A pesquisadora do Nucel esclarece que ainda em protocolo de estudo, mas menos arriscado do que um transplante de órgãos, é a realização do implante de ilhotas – células do pâncreas que produzem insulina e glucagon, substâncias que agem como reguladores do metabolismo do açúcar.Segundo ela, a técnica é uma esperança de tratamento para diabéticos tipo 1, ou seja, aqueles que não possuem insulina, em função da destruição das células Beta que a produzem. Neste tipo de diabetes, o sistema de defesa do organismo não reconhece essas células e as ataca como se fossem corpos estranhos.

Uma vez que as células de ilhotas são injetadas no organismo do paciente, a expectativa é que se instalem no fígado e produzam insulina. O procedimento é internacionalmente realizado desde 2000. No Brasil, o Nucel em parceria com o hospital Albert Einstein é o único a realizá-lo desde 2002. A contrapartida dessa técnica é a necessidade de imunossupressão para evitar a rejeição do organismo às ilhotas. Embora mais leve do que aquelas envolvidas em transplante de órgão total, a imunossupressão é para o resto da vida. Nessa direção, Franco diz que esse procedimento é indicado para casos específicos, como aqueles que o paciente possui labiridade (hipoglicemia sem sintomas). A hipoglicemia é um estado de baixo nível de açúcar no sangue, que pode causar disfunções cerebrais graves, como o coma. “Imagine um paciente que está dirigindo. No caso de queda do nível de açúcar, não há tempo para providências se esse entra em coma”, ilustra a médica.

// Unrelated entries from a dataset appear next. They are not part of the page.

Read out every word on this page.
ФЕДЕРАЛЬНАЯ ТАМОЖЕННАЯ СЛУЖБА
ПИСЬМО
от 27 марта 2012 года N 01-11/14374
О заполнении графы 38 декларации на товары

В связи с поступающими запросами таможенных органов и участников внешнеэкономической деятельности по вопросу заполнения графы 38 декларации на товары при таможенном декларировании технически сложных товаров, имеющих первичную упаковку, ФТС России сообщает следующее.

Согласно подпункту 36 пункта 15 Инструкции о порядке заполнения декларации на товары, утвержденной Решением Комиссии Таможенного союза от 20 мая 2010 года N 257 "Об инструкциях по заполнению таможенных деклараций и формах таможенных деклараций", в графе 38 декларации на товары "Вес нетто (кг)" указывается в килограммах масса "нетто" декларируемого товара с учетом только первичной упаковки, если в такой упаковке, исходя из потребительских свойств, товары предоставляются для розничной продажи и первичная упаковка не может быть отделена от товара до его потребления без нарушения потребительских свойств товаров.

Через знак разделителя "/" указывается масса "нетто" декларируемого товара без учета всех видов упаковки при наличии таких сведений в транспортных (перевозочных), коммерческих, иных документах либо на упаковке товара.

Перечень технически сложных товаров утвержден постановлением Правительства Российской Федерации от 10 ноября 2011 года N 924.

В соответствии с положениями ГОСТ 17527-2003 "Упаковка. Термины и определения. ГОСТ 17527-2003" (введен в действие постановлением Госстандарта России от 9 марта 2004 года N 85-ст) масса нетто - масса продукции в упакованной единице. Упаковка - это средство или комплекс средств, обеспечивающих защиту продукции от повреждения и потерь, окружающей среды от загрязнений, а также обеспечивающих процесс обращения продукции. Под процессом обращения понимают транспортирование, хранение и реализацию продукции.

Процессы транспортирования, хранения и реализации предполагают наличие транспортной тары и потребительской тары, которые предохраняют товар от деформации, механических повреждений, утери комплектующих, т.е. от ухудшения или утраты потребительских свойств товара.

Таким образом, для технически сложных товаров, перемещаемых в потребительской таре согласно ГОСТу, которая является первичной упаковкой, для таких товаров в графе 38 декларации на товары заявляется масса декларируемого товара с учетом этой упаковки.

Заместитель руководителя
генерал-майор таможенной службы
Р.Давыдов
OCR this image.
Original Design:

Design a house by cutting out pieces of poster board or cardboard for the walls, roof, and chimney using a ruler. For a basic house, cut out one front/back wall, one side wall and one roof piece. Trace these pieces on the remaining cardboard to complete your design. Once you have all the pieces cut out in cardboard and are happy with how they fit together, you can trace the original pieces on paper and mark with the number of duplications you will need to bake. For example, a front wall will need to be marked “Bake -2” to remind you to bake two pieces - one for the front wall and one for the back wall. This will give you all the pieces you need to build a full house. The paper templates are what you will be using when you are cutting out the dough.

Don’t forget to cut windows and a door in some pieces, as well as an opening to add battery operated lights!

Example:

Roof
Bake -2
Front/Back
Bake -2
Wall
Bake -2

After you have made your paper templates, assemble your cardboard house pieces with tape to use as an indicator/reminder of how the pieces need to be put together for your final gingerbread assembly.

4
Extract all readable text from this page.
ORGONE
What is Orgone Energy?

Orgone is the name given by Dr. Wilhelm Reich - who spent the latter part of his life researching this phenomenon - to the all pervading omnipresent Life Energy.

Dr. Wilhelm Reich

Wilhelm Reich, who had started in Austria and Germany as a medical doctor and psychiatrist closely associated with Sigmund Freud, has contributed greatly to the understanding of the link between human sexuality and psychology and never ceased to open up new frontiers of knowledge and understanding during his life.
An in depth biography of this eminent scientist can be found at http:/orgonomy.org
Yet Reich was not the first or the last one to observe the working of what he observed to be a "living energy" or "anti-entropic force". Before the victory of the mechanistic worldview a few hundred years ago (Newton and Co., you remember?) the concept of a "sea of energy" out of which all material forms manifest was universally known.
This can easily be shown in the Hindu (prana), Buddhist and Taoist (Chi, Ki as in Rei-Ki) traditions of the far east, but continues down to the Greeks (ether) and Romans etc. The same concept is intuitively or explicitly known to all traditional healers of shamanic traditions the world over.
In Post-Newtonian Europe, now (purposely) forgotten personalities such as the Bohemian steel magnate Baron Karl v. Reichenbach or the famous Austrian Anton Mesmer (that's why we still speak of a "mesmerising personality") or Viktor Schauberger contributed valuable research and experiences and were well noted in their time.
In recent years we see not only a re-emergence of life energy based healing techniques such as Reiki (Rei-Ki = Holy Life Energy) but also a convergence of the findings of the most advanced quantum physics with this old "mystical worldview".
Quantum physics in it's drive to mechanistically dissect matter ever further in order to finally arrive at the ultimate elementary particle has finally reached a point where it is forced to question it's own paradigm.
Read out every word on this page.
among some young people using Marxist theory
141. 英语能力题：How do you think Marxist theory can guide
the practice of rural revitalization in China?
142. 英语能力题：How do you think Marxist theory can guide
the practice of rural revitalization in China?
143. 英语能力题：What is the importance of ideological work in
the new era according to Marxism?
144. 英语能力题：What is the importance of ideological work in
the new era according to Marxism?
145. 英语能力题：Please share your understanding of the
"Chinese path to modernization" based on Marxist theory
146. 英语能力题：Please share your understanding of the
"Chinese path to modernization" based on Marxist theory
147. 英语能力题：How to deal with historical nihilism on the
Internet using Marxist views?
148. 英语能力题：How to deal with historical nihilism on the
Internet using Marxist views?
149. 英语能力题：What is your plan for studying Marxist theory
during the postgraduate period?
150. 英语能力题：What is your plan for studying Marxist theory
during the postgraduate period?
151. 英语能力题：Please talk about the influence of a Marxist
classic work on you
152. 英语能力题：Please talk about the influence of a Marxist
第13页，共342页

Para o diabetes do tipo 2, ou seja, a produção de insulina pelo pâncreas está comprometida, uma das expectativas para 2007 é uma droga análoga ao hormônio (GLP1) produzido no intestino, que estimula a secreção de insulina. Essa droga injetável estimula o próprio pâncreas no controle fisiológico da secreção de insulina, e promove um controle glicêmico sem hipoglicemia, e também viabiliza a redução das doses de insulina na terapia. De acordo com a pesquisadora, em contraponto com a insulina, a nova droga reduz a fome e, conseqüentemente, o peso. “Um dos grandes problemas da insulinização é o aumento de peso, além disso a necessidade de doses cada vez maiores, desequilibra o organismo”, comenta a diretora científica da ADJ. Segundo Franco, resultados de laboratório indicam um aumento de células beta em ratos, quando submetidos a terapia com a droga, o que revela uma chance de reverter a doença.

Iniciativas institucionais no Brasil

Apesar do nome, a Associação de Diabetes Juvenil cuida de pacientes de todas as idades e focaliza seus esforços na qualidade de vida dessas pessoas. Nessa direção, idealizou e incentivou a implantação da Rede Nacional de Portadores de Diabetes (RNPD), lançada durante o evento. Segundo o coordenador nacional da rede, o bibliotecário Lucas Soler, seu objetivo principal é promover a circulação de informações e lutar pela defesa dos direitos humanos e políticas públicas de saúde para os diabéticos. “Uma vez consolidada, a rede se estenderá a toda América Latina”, é o que comenta a representante da IDF no congresso, a jurista Susana Campella.

No congresso também foram lançadas duas cartilhas: uma voltada para os portadores do diabetes e a outra para as escolas. Na primeira, os direitos dos diabéticos são abordados, assim como os possíveis mecanismos jurídicos para defendê-los. A segunda expõe os melhores procedimentos para a comunidade escolar no trato de alunos diabéticos.

Além de exposições interativas, ocorreram no evento alguns cursos e o fórum de atualização e educação em diabetes. Para a psicóloga Graça Maria de Carvalho Camara, consultora de Educação em Diabetes da ADJ, “além da linguagem voltada para a conscientização da questão, percebemos a necessidade de dar mais informações para os profissionais de saúde”.